By Nanette Newbry, Principal, Creative Director, Studio 2055
Under a tent on a sunny day at the DoubleTree Mission Valley, this month’s SMPS event gave attendees an insider’s view of the ongoing debate regarding the football stadium for the San Diego Chargers.
First, we wish to thank our sponsor for the event, McCullough Landscape Architecture, and yearly sponsors The Daily Transcript, Scantech Inc., and Mike Torrey Photography. As usual, Mike well documented our event. View the photo album on our Facebook page.
Presenter Douglas E. Barnhart, Chairman of Barnhart-Reese, Inc., is a member of the Citizens’ Stadium Advisory Group, an executive task force invited by San Diego Mayor Kevin Faulconer. The following are excerpts from Mr. Barnhart’s presentation:
“I’ve been around San Diego a long time and involved in a lot of high-profile projects, and I guess Kevin believed I could add my experience to the mix. Our group began meeting in mid-January 2015. Final decisions will be announced in June, with a solid recommendation to move ahead.
“Two main directives were assigned to the task force: Determine the site selection (downtown or the current location at Qualcomm stadium) and how to pay for it.
“I was always for the downtown location with all the amenities it has to offer. Now I have changed my mind and it’s going to be at Qualcomm. The number-one reason is about the land. The question that was raised was who owns the land and can we build there? The water department owns the land at Qualcomm stadium, and it would not be too difficult for us to acquire the acreage.

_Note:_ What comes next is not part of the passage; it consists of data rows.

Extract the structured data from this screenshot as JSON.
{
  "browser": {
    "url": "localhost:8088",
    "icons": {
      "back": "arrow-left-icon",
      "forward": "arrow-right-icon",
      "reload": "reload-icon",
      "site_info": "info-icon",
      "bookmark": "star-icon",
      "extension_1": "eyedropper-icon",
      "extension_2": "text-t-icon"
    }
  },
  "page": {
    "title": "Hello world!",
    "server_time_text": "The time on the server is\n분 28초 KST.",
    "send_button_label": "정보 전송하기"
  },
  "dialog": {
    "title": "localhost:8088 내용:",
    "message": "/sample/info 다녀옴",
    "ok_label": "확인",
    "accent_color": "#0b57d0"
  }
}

“Other issues that we discussed were:
- JMI had a proposal to combine the convention center and the new stadium. Convention centers are long-span structures with 80,000 square feet. Stadiums are different animals. The field is only used 25 times a year, but the convention center attracts 200 events a year, so that is not a viable solution.

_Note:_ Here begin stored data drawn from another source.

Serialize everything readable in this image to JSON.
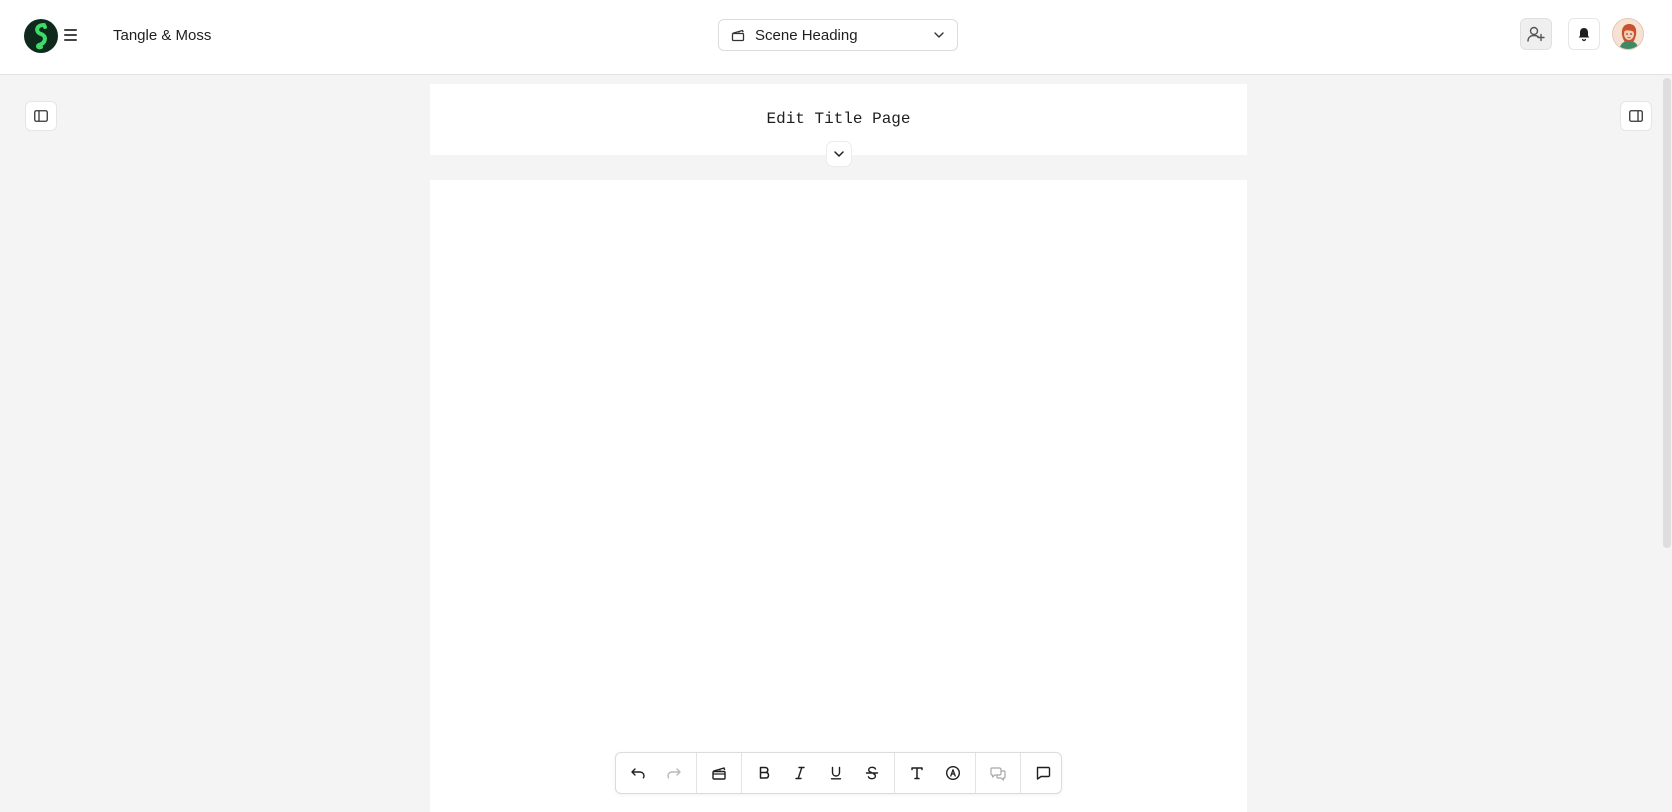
{
  "header": {
    "project_title": "Tangle & Moss",
    "element_select": {
      "selected": "Scene Heading"
    }
  },
  "title_page": {
    "label": "Edit Title Page"
  },
  "icons": {
    "logo": "app-logo",
    "menu": "hamburger-icon",
    "element": "clapperboard-icon",
    "chevron": "chevron-down-icon",
    "invite": "add-user-icon",
    "notifications": "bell-icon",
    "left_panel": "left-sidebar-toggle-icon",
    "right_panel": "right-sidebar-toggle-icon"
  },
  "toolbar": {
    "groups": [
      [
        "undo-icon",
        "redo-icon"
      ],
      [
        "clapperboard-icon"
      ],
      [
        "bold-icon",
        "italic-icon",
        "underline-icon",
        "strikethrough-icon"
      ],
      [
        "text-style-icon",
        "mention-icon"
      ],
      [
        "comments-icon"
      ],
      [
        "comment-icon"
      ]
    ]
  },
  "colors": {
    "logo_bg": "#0f2a1c",
    "logo_accent": "#3ddc6a",
    "page_bg": "#f4f4f4",
    "card_bg": "#ffffff"
  }
}
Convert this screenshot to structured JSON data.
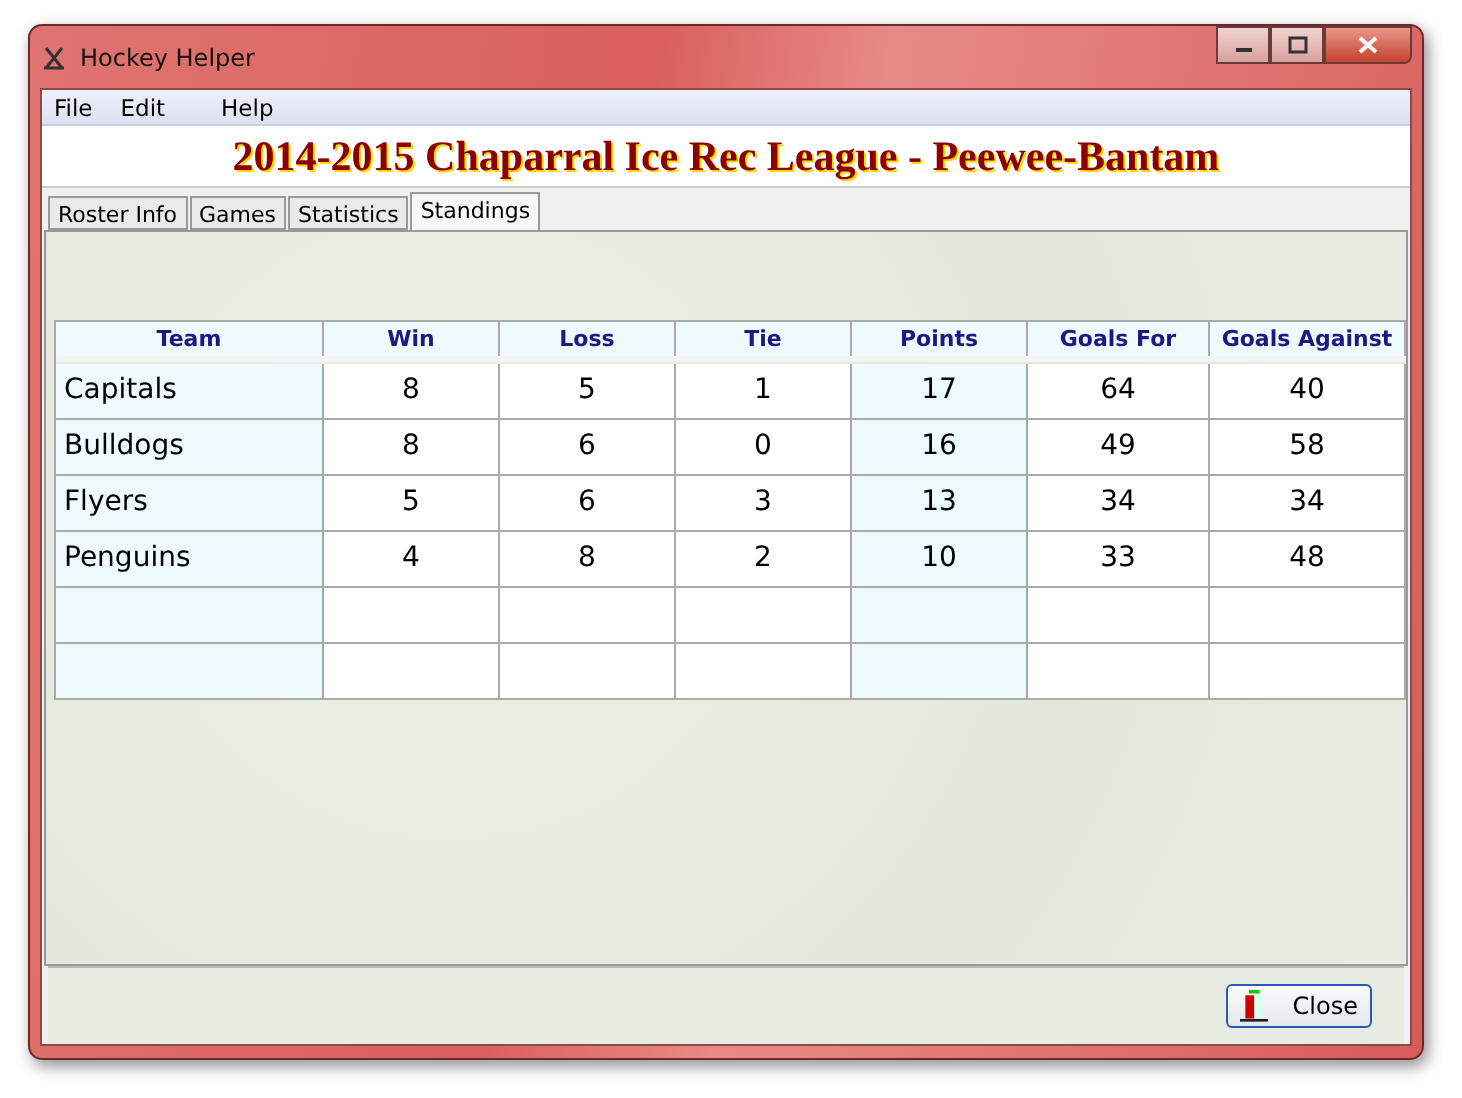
{
  "window": {
    "title": "Hockey Helper"
  },
  "menu": [
    "File",
    "Edit",
    "Help"
  ],
  "banner": "2014-2015 Chaparral Ice Rec League - Peewee-Bantam",
  "tabs": [
    {
      "label": "Roster Info",
      "selected": false
    },
    {
      "label": "Games",
      "selected": false
    },
    {
      "label": "Statistics",
      "selected": false
    },
    {
      "label": "Standings",
      "selected": true
    }
  ],
  "table": {
    "columns": [
      {
        "label": "Team",
        "highlighted": true
      },
      {
        "label": "Win",
        "highlighted": false
      },
      {
        "label": "Loss",
        "highlighted": false
      },
      {
        "label": "Tie",
        "highlighted": false
      },
      {
        "label": "Points",
        "highlighted": true
      },
      {
        "label": "Goals For",
        "highlighted": false
      },
      {
        "label": "Goals Against",
        "highlighted": false
      }
    ],
    "rows": [
      [
        "Capitals",
        "8",
        "5",
        "1",
        "17",
        "64",
        "40"
      ],
      [
        "Bulldogs",
        "8",
        "6",
        "0",
        "16",
        "49",
        "58"
      ],
      [
        "Flyers",
        "5",
        "6",
        "3",
        "13",
        "34",
        "34"
      ],
      [
        "Penguins",
        "4",
        "8",
        "2",
        "10",
        "33",
        "48"
      ]
    ]
  },
  "close_button": "Close"
}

- Tailgating would be very limited at the downtown site.
- There are issues with land at the convention center with regard to the politicians in Sacramento.

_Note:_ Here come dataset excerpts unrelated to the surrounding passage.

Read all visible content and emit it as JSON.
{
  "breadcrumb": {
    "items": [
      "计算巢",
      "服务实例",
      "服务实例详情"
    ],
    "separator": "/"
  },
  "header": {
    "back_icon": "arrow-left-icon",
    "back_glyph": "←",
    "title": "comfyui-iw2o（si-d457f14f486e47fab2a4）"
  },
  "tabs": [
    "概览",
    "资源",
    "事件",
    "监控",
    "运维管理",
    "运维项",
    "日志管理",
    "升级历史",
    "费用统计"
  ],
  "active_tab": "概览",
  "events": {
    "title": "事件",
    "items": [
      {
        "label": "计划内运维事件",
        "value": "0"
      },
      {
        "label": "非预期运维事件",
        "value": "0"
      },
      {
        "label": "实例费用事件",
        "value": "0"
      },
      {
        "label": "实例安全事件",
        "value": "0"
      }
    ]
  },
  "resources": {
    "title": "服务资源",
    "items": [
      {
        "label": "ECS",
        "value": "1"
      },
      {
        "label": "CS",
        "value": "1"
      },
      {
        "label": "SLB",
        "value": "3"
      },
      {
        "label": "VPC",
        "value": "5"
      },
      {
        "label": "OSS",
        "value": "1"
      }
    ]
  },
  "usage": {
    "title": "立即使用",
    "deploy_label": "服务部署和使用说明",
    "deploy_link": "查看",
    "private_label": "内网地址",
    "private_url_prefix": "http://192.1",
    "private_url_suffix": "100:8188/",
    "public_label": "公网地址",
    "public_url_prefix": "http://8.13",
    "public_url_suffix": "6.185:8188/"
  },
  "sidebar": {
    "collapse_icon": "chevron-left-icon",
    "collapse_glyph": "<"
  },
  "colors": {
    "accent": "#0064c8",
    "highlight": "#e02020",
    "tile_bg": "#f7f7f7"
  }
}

“Ultimately, the task force decided to go for the Qualcomm site. Yet Qualcomm has its challenges. For instance, how do we get traffic in and out? The current stadium has 8,000 parking spaces and they will need parking for 18,000 cars, and parking structures would definitely need to be included in the project. The cost is anticipated at $850+ million.
“Following the decision, there was a lot of press about the project’s direction. We had a Citizen’s Advisory Group that began discussions in January 2015. 3,000 people attended the public forum and a majority of fans support the Qualcomm location. On March 12, the final location was announced to the public.”
“We’ve talked to the folks who built AT&T Stadium; we’ve met with architects, Turner Construction (that built Levi Stadium), and other investors. One of the visitors to the committee is with AIA and proposed a rehabilitation of the existing stadium. It would be a financial disaster to invest in the rehab of the existing stadium. We’d have to tear down three-quarters of the stadium, escalating costs. Later, the ULI and AIA put together a group to do a sample master plan—3,500 residential units, 800,000 square feet of office space, and 300,000 in retail, plus a hotel and parking, along with the stadium. We met with the San Diego River Park Foundation and other stakeholders and they are happy with the current plan.
“Funding for the project would come from three sources: public money, team league funds and private financing. The land is valued at $200 million and a deal would be made with the city to obtain the property either through purchase or lease.
“What I see is a huge opportunity to market to 10 million people in San Diego, Orange, and Riverside counties. Currently, the Chargers have the most reasonable lease in the league. If we build it, fans will come.
“Just a few days ago, three members of the task force met face-to-face with representative of the Chargers, and from that meeting we believe the Chargers are staying here.
“What is the biggest challenge? ‘Of course, it’s getting the funding.’”
“What about public transportation? ‘CalTrans would kick-in some infrastructure which will help with getting cars in and out.’”
Doug concluded by saying his loyalty lies with the citizens of San Diego. In closing, he added, “I’ve built many things here and I think we deserve a NFL team.”